When is tonsil and adenoid removal surgery needed ?
If you had 7 tonsil infections over the past year or you had more than 5 infections in 2 years or you had more than 3 infections 3 years in a row all of which were accompanied with high fever, if abcess developed during the infection, if you have tonsils so large as to cause pauses in breathing during your sleep (called apnea) and snoring, surgery would be necessary,
What are adenoids? Do they always require surgery?
Adenoids are physiologically normal lymphoid tissue located behind the nasal cavity. Like all other lymphoid tissues, they swell due to infections and allergies and ultimately shrink again. If this condition repeats too frequently and gets chronic, the tissue cannot regress and blocks the respiratory tract.
When do adenoids become concerning?
If your child is constantly breathing through his mouth, sleeps with his mouth open, snores, has pauses of breath during sleep, has frequent middle ear infections, has continuous nasal and post-nasal drip, enlarged adenoids must be checked for.
Do genetic factors play a role in enlarged adenoids?
Children with allergic metabolisms more frequently have enlarged adenoids. The genetic inheritance of allergic reactions is possible therefore we might conclude that genetics play some role in enlarged adenoids.
Do enlarged adenoids lead to disrupted development of facial features?
The period when enlarged adenoids are diagnosed or rather give symptoms is childhood when bone growth accelerates. Trouble in breathing may over time lead to the regression of the upper chin and separation of teeth, which is called typical adenoid face.
Do enlarged adenoids affect a child’s development?
The growth hormone is secreted during the stage of deep sleep. Since children with enlarged adenoids cannot fully go through the stages of deep sleep, their growth may be affected indirectly.
Can tonsil and enlarged adenoid surgery be performed concurrently?
Yes, there is no harm if indicated appropriate.
What is the earliest age for an adenoid removal surgery to be performed?
With age three being the lower limit, it can be performed at an earlier age under some circumstances. The patient may be admitted for 1 day and discharged the next day.
What are the risks of adenoid surgery?
There are risks involved as in every surgery, since it is performed under general anesthesia. There is risk of bleeding after surgery, however it can be managed with diligent after care.
Is there any relationship between enlarged adenoids and middle ear infection?
The connection (eustachian tube) between the middle ear and nasal passage deforms due to excessive enlargement of the adenoids leading to infection in the middle ear.
How is ear tube insertion performed?
In middle ear infections resistant to medical treatment, ventilation tubes are microscopically inserted in the ear drum. The tubes are not visible from outside. There are no incisions on the exterior of the ear. The tubes may remain in place ranging from 2 weeks to 2 years. Usually ear tube insertion procedure is performed concurrently with adenoid removal surgery.
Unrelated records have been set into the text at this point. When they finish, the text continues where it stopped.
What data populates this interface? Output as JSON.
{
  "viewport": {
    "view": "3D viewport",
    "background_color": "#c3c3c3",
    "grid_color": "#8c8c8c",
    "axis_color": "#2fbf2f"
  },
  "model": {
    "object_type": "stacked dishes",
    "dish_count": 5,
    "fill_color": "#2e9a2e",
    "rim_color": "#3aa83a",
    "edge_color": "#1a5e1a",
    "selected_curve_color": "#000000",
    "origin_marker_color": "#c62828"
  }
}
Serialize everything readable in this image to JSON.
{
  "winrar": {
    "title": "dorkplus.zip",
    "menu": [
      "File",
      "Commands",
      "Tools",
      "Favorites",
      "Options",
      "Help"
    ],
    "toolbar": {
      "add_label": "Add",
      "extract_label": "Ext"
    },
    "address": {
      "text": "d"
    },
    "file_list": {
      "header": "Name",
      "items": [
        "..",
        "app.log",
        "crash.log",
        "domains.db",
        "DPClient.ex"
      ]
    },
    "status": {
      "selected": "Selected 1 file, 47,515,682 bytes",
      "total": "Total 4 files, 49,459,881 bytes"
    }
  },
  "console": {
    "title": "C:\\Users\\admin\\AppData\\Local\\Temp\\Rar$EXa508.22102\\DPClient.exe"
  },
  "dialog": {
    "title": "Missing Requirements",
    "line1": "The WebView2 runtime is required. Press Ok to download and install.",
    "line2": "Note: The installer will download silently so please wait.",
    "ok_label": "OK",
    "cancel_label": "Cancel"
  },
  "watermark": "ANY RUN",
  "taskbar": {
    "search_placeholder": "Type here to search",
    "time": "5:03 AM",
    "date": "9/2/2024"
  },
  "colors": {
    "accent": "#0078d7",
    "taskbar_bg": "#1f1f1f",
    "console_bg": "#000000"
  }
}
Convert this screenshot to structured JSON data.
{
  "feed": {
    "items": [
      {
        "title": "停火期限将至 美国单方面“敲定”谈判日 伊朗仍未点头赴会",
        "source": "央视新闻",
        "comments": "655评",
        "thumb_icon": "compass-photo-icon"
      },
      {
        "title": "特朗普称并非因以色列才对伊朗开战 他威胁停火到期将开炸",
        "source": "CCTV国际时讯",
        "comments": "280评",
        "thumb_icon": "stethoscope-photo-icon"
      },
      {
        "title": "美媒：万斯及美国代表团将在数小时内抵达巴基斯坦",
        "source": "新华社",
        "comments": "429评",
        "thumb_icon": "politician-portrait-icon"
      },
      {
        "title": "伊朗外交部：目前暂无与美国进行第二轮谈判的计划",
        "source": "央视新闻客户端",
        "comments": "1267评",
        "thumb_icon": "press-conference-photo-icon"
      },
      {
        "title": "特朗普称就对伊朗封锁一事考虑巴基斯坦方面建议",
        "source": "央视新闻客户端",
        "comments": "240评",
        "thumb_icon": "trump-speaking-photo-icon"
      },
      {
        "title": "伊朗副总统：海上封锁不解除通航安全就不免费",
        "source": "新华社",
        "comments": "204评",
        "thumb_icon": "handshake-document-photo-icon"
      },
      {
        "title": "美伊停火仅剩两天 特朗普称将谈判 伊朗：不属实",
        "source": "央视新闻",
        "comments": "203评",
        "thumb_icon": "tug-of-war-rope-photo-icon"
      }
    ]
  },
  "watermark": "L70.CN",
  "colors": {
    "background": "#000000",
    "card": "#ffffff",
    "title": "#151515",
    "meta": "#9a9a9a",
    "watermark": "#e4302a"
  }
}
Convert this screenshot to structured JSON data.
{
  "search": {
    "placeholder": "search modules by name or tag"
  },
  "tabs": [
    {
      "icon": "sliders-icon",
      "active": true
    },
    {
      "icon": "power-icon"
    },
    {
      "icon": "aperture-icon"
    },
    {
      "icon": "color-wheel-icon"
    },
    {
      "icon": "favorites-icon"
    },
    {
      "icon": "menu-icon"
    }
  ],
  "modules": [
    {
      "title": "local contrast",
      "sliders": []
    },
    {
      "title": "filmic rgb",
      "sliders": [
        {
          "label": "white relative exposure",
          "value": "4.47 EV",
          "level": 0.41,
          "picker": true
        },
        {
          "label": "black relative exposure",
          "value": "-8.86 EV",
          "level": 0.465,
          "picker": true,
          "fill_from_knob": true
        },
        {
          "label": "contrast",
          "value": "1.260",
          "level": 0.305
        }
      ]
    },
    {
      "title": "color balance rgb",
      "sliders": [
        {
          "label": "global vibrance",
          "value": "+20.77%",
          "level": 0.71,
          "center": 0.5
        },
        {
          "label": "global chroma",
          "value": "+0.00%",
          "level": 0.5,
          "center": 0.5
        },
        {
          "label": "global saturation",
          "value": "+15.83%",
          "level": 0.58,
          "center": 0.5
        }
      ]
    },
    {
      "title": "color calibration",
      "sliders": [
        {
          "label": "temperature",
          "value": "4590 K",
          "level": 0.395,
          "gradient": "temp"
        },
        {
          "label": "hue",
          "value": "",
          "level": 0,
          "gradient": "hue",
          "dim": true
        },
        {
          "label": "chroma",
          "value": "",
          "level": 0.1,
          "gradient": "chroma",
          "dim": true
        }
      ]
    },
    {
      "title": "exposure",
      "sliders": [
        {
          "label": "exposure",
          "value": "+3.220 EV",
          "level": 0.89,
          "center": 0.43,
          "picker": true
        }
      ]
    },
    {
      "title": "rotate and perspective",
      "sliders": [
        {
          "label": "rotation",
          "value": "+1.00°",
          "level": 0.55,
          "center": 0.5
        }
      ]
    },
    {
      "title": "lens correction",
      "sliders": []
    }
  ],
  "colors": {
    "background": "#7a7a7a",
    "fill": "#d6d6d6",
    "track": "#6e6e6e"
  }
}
How should post-operative care be after adenoid removal and ear tube insertion surgery?
Right after the surgery, the diet should include liquid, soft, lukewarm food and if tube has been inserted to the ear, you should avoid having any water leak into the ear.
Untreated ear infections may have adverse consequences ranging from facial paralysis to brain abcess. The parents should be alert for warning signs like decline in school performance, loss of concentration, imbalance, unresponsiveness when called out, watching TV on high volume, restlessness, fever, frequent ear rubbing and consult an ENT specialist in due time.